So, the genome-wide association study (GWAS) data for your disease of interest was published, and it has thrown up some very interesting associations. However, at this stage, bear in mind that this is only an association. Your project is to provide the link between the GWAS single nucleotide polymorphisms (SNP) and pathological changes. Where do you start? What experiments do you need to do?
Here are some pointers to help you on your way to functionally characterize this novel disease-associated region.
What other SNPs Are in Linkage Disequilibrium
In addition to the lead association SNP, there will more than likely be additional SNPs within the linkage disequilibrium (LD) block (an average of 30–70 SNPs per block). Using the Haploreg database, first find out how many SNPs you are working with. Then, look at their impact on either protein primary sequence for exonic variants or any chromosomal landscape characteristics for non-coding variants (histone modifications, DNase hypersensitivity, transcription factor binding, etc.). This gives you clues regarding whether the SNP affects protein sequence or gene expression.
Changes in Gene Expression or in Protein Structure?
SNPs within exons can be either synonymous (no amino acid substitution) or non-synonymous (amino acid substitution). Non-synonymous SNPs can also create missense mutations, nonsense mutations, or can create premature stop codons. Of course, these will all have profound impacts on protein structure and function, leading to pathogenic changes. Consider this before you investigate non-coding SNPs.
SNPs within non-coding regions can influence mRNA stability if they reside within a microRNA binding site (generally within the 3′ UTR). Alternatively, they could affect gene expression if they reside within a genomic region with functional properties (i.e., promoter, enhancer, insulator regions). Altered gene expression can have large or subtle pathogenic effects.
Work out the Affected Gene
If your LD block contains no coding SNPs, then the SNPs likely cause changes in gene expression. However, the dynamic spatiotemporal properties of DNA and chromatin can make things a little more complicated. Keep in mind that the affected gene may not be the one containing, or adjacent to, the associated SNP. In fact, SNPs can influence expression of genes that are positioned megabases away. In the absence of chromosome conformation capture data, which can reveal the interactions of the region, you will need to do some detective work at this stage. Scour the literature for any known roles of nearby genes in your disease of interest. Make use of publicly available gene expression data (e.g., on Genecards, ProteinAtlas, or the GTEx database). You can also quantify expression of surrounding genes in your samples to eliminate any that are not expressed.
Is There an Expression Quantitative Trait Loci (eQTL) Operating?
Once you have identified the affected gene, you’ll want to identify the presence of an eQTL: where gene expression is influenced by DNA sequence. You can do this in two different ways. The first is to quantify allelic expression imbalance (or AEI), which is a direct measure of the expression of each allele in heterozygous individuals. However, you can only use this method if there is a transcript SNP. Alternatively you can quantify gene expression in a number of samples and then stratify gene expression in each sample by genotype at the SNP.

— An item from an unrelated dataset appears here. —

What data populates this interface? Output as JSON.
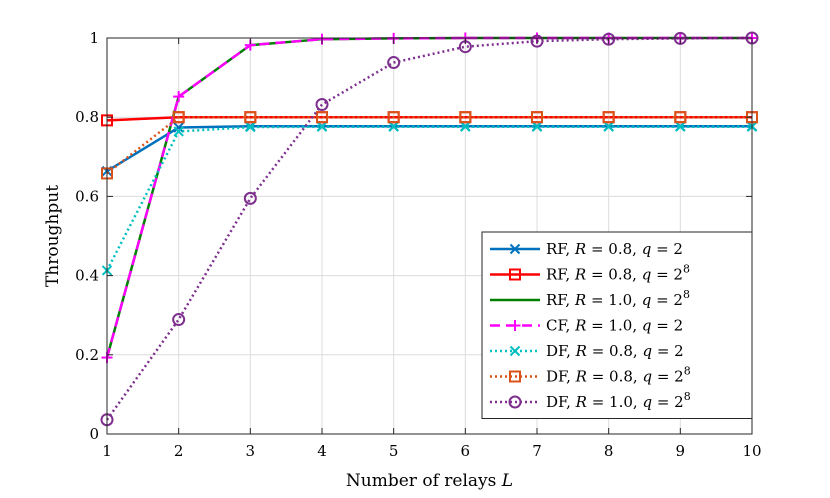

Characterize the Impact of the eQTL on the Cell
Depending on the direction of the eQTL (whether the disease-associated allele corresponds with increased or decreased gene expression), manipulate gene expression in a model system and characterize any resulting change in phenotype. You can look at different readouts, such as changes in expression of key transcription factors, apoptotic markers, or differentiation markers.
Find the Functional SNP Identified in the GWAS
Having characterized the eQTL and its effect on the cell, you can add a great deal of impact to your work if you identify the functional SNP. Not only does this provide additional evidence to support your work, but also highlights novel disease-associated pathways that may be of therapeutic interest. You may need to narrow down your search by eliminating SNPs. Use mRNA stability, luciferase reporter, and electrophoretic mobility shift assays to do this experimentally. Back this up with any available bioinformatics data and/or fine mapping of the region.
Investigate the Impact of the Transcription Factor on Gene Expression
If you identify the functional SNP and the microRNA or transcription factor mediating differential expression, you can manipulate expression of this factor in your model system as an additional step to prove your results. If this again results in changes to the eQTL or to gene expression, then once more you have provided further evidence to support your results.
Then, congratulations, you have successfully characterized this novel, disease-associated locus!
Following on from a GWAS can be challenging, but it’s an emerging field of functional genetics and genomics—with real prospects to identify new disease-associated pathways and therapeutic targets. To date, there have been tens of thousands of GWAS SNPs identified, but only a tiny proportion have been followed up on. This is a real bottleneck. I hope that the above template can help you in your own GWAS follow-up study.